Peer review is used commonly across science as a tool to evaluate the merit and potential impact of research projects and make funding recommendations. However, potential impact is likely to be difficult to assess ex-ante; some attempts have been made to assess the predictive accuracy of these review decisions using impact measures of the results of the completed projects. Although many outputs, and thus potential measures of impact, exist for research projects, the overwhelming majority of evaluation of research output is focused on bibliometrics. We review the multiple types of potential impact measures with an interest in their application to validate review decisions. A review of the current literature on validating peer review decisions with research output impact measures is presented here; only 48 studies were identified, about half of which were US based and sample size per study varied greatly. 69% of the studies employed bibliometrics as a research output. While 52% of the studies employed alternative measures (like patents and technology licensing, post-project peer review, international collaboration, future funding success, securing tenure track positions, and career satisfaction), only 25% of all projects used more than one measure of research output. Overall, 91% of studies with unfunded controls and 71% of studies without such controls provided evidence for at least some level of predictive validity of review decisions. However, several studies reported observing sizable type I and II errors as well.
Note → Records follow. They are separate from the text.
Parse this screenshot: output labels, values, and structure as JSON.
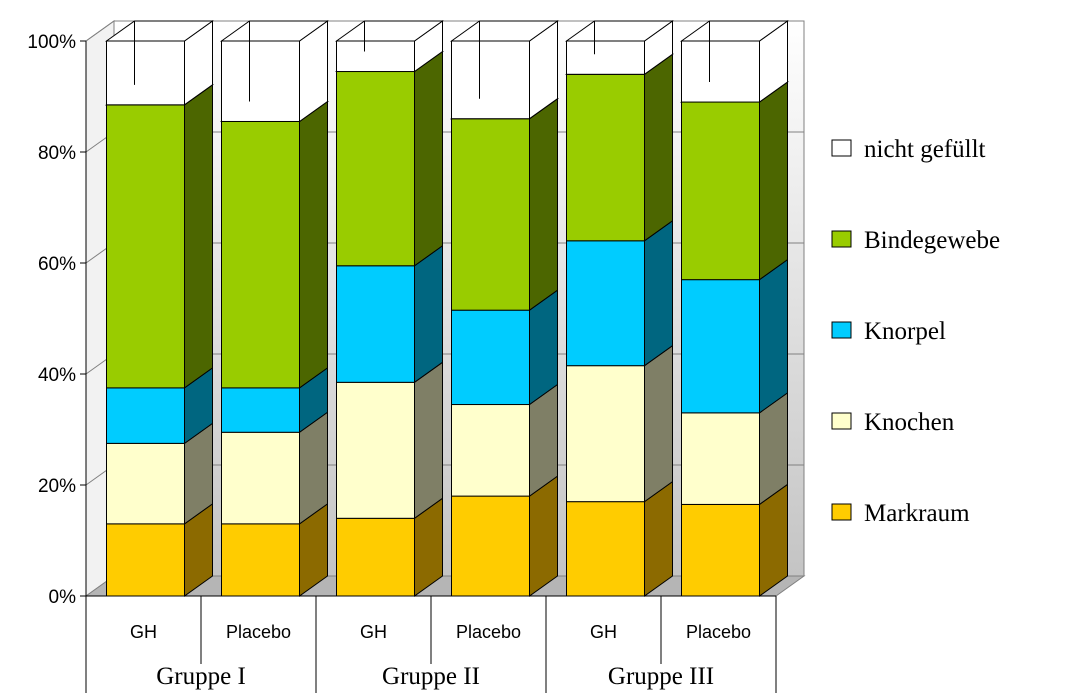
{
  "chart_data": {
    "type": "bar",
    "stacked": true,
    "percent": true,
    "three_d": true,
    "title": "",
    "xlabel": "",
    "ylabel": "",
    "ylim": [
      0,
      100
    ],
    "y_ticks": [
      "0%",
      "20%",
      "40%",
      "60%",
      "80%",
      "100%"
    ],
    "grid": true,
    "legend_position": "right",
    "categories": [
      "GH",
      "Placebo",
      "GH",
      "Placebo",
      "GH",
      "Placebo"
    ],
    "groups": [
      {
        "label": "Gruppe I",
        "categories": [
          "GH",
          "Placebo"
        ]
      },
      {
        "label": "Gruppe II",
        "categories": [
          "GH",
          "Placebo"
        ]
      },
      {
        "label": "Gruppe III",
        "categories": [
          "GH",
          "Placebo"
        ]
      }
    ],
    "series": [
      {
        "name": "Markraum",
        "color": "#FFCC00",
        "side_color": "#8C6A00",
        "values": [
          13,
          13,
          14,
          18,
          17,
          16.5
        ]
      },
      {
        "name": "Knochen",
        "color": "#FFFFCC",
        "side_color": "#7F7F66",
        "values": [
          14.5,
          16.5,
          24.5,
          16.5,
          24.5,
          16.5
        ]
      },
      {
        "name": "Knorpel",
        "color": "#00CCFF",
        "side_color": "#006680",
        "values": [
          10,
          8,
          21,
          17,
          22.5,
          24
        ]
      },
      {
        "name": "Bindegewebe",
        "color": "#99CC00",
        "side_color": "#4C6600",
        "values": [
          51,
          48,
          35,
          34.5,
          30,
          32
        ]
      },
      {
        "name": "nicht gefüllt",
        "color": "#FFFFFF",
        "side_color": "#FFFFFF",
        "values": [
          11.5,
          14.5,
          5.5,
          14,
          6,
          11
        ]
      }
    ]
  }
}
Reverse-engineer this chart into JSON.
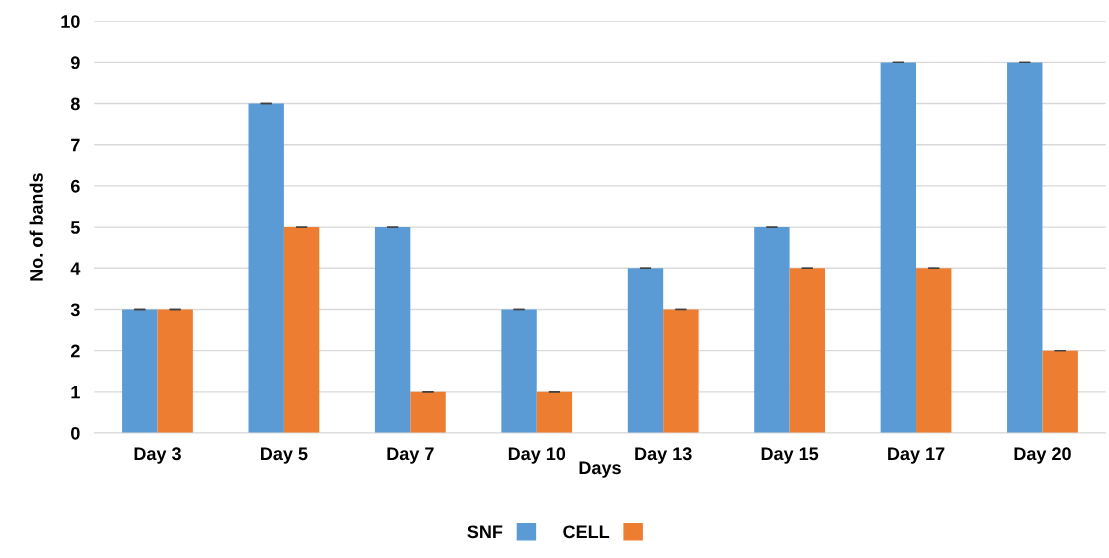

Moreover, many of the observed effects were small and several studies suggest a coarse power to discriminate poor proposals from better ones, but not amongst the top tier proposals or applicants (although discriminatory ability depended on the impact metric). This is of particular concern in an era of low funding success, where many top tier proposals are unfunded. More research is needed, particularly in integrating multiple types of impact indicators in these validity tests, as well as considering the context of the research outputs relative to goals of the research program and concerns for reproducibility, translatability and publication bias. In parallel, more research is needed focusing on the internal validity of review decision making procedures and reviewer bias.